Abrams then read out the entirety of Durham’s statement over the air. The initial lines about respecting Inspector General Horowitz didn’t register as offensive.

“I have the utmost respect for the mission of the Office of Inspector General and the comprehensive work that went into the report prepared by Mr. Horowitz and his staff,” Durham wrote. “However, our investigation is not limited to developing information from within component parts of the Justice Department.”

“Okay, fair enough,” Abrams allowed.

The SiriusXM Radio host then singled out the following two lines for criticism: “Our investigation has included developing information from other persons and entities, both in the U.S. and outside of the U.S. Based on the evidence collected to date, and while our investigation is ongoing, last month we advised the Inspector General that we do not agree with some of the report’s conclusions as to predication and how the FBI case was opened.”

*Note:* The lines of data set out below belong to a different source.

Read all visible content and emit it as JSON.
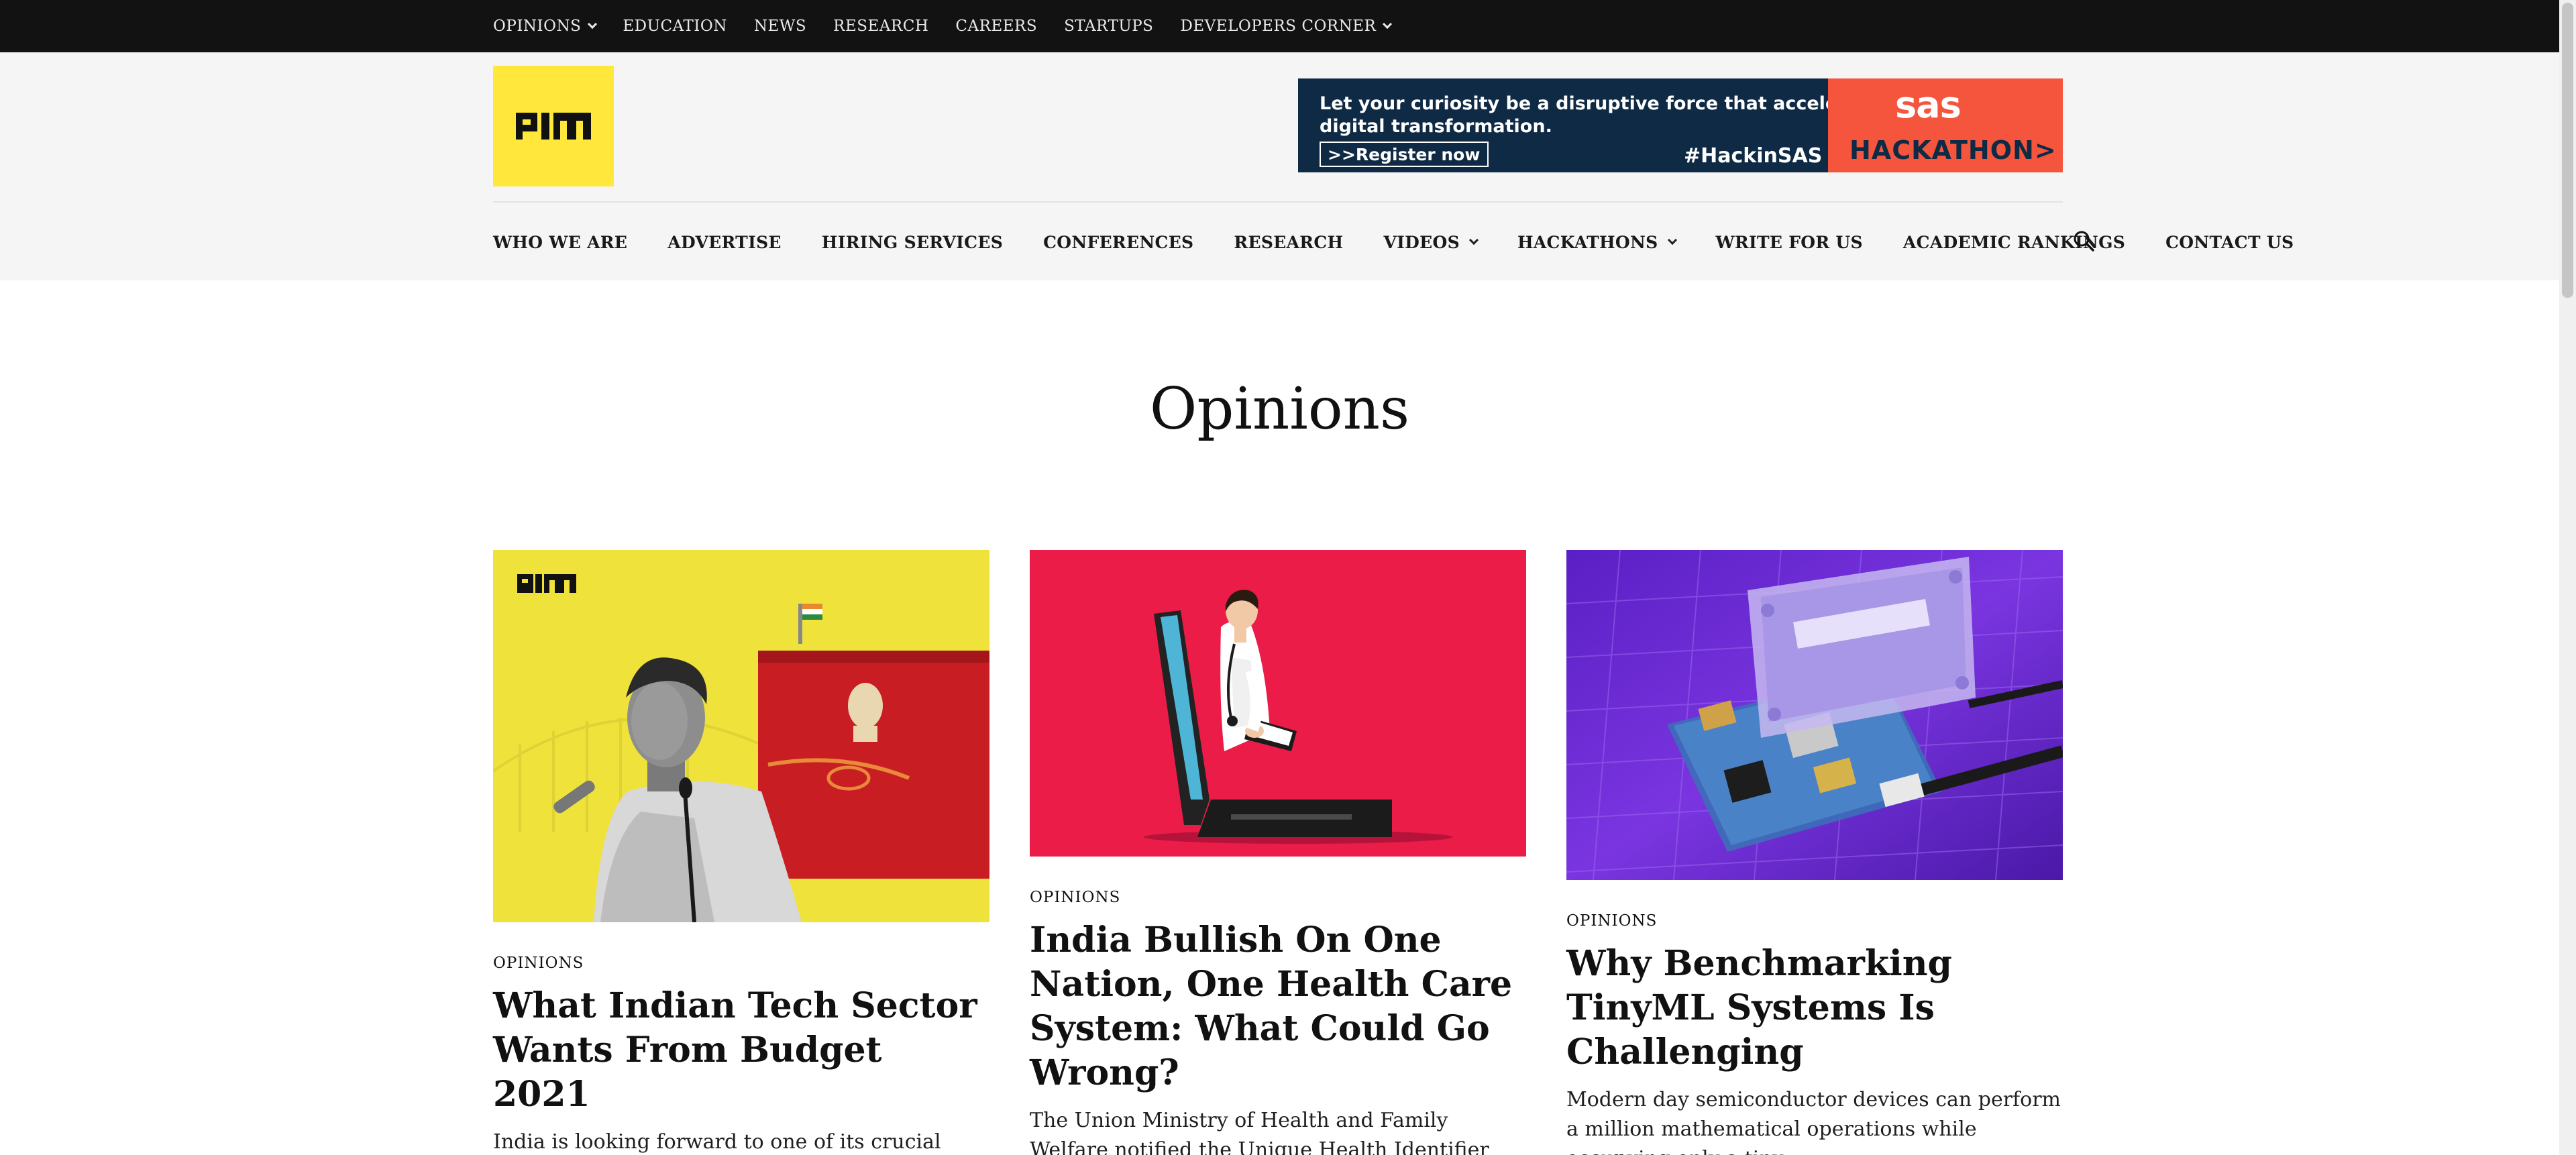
{
  "top_nav": {
    "items": [
      {
        "label": "OPINIONS",
        "has_dropdown": true
      },
      {
        "label": "EDUCATION",
        "has_dropdown": false
      },
      {
        "label": "NEWS",
        "has_dropdown": false
      },
      {
        "label": "RESEARCH",
        "has_dropdown": false
      },
      {
        "label": "CAREERS",
        "has_dropdown": false
      },
      {
        "label": "STARTUPS",
        "has_dropdown": false
      },
      {
        "label": "DEVELOPERS CORNER",
        "has_dropdown": true
      }
    ]
  },
  "logo": {
    "text": "AIM",
    "color": "#ffe83b"
  },
  "ad": {
    "line1": "Let your curiosity be a disruptive force that accelerates",
    "line2": "digital transformation.",
    "button": ">>Register now",
    "hashtag": "#HackinSAS",
    "brand": "sas",
    "event": "HACKATHON>"
  },
  "main_nav": {
    "items": [
      {
        "label": "WHO WE ARE",
        "has_dropdown": false
      },
      {
        "label": "ADVERTISE",
        "has_dropdown": false
      },
      {
        "label": "HIRING SERVICES",
        "has_dropdown": false
      },
      {
        "label": "CONFERENCES",
        "has_dropdown": false
      },
      {
        "label": "RESEARCH",
        "has_dropdown": false
      },
      {
        "label": "VIDEOS",
        "has_dropdown": true
      },
      {
        "label": "HACKATHONS",
        "has_dropdown": true
      },
      {
        "label": "WRITE FOR US",
        "has_dropdown": false
      },
      {
        "label": "ACADEMIC RANKINGS",
        "has_dropdown": false
      },
      {
        "label": "CONTACT US",
        "has_dropdown": false
      }
    ],
    "search_icon": "search-icon"
  },
  "page": {
    "title": "Opinions"
  },
  "articles": [
    {
      "category": "OPINIONS",
      "title": "What Indian Tech Sector Wants From Budget 2021",
      "excerpt": "India is looking forward to one of its crucial budgets since independence as the country’s...",
      "image_desc": "budget-photo"
    },
    {
      "category": "OPINIONS",
      "title": "India Bullish On One Nation, One Health Care System: What Could Go Wrong?",
      "excerpt": "The Union Ministry of Health and Family Welfare notified the Unique Health Identifier (UHID) Rules,...",
      "image_desc": "doctor-illustration"
    },
    {
      "category": "OPINIONS",
      "title": "Why Benchmarking TinyML Systems Is Challenging",
      "excerpt": "Modern day semiconductor devices can perform a million mathematical operations while occupying only a tiny...",
      "image_desc": "circuit-board-photo"
    }
  ],
  "colors": {
    "topbar": "#121212",
    "header_bg": "#f5f5f5",
    "accent_yellow": "#ffe83b",
    "card2_bg": "#ec1c48",
    "card3_bg": "#6a2bd6"
  }
}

Abrams asked the pertinent question:

Why would John Durham be weighing in? Why? The only possible reason is political.

“From an investigative perspective, John Durham should continue his investigation,” Abrams continued. “He should do what every other federal prosecutor does. Which is: keep your head down and when you’re ready to indict, you make an announcement.”

Abrams then compared Durham’s highly-criticized statement to the tack taken by former special counsel Robert Mueller.

“Why didn’t Robert Mueller specifically say that [President] Donald Trump committed the crime of obstruction of justice?” he asked. “Because he felt it would be inappropriate since there were going to be no charges. John Durham is doing just the opposite and I am stunned–stunned–that Durham would make this kind of comment.”

“That is not a statement whatsoever about what Durham will find or won’t find or how he’s going to deal with it. But what the heck is a U.S. Attorney doing commenting on what he believes or doesn’t believe should or shouldn’t be in an inspector general report. It should be the other way around. Inspectors general should be commenting on how FBI agents, U.S. Attorneys and others they do their jobs. It is just astonishing,” Abrams concluded.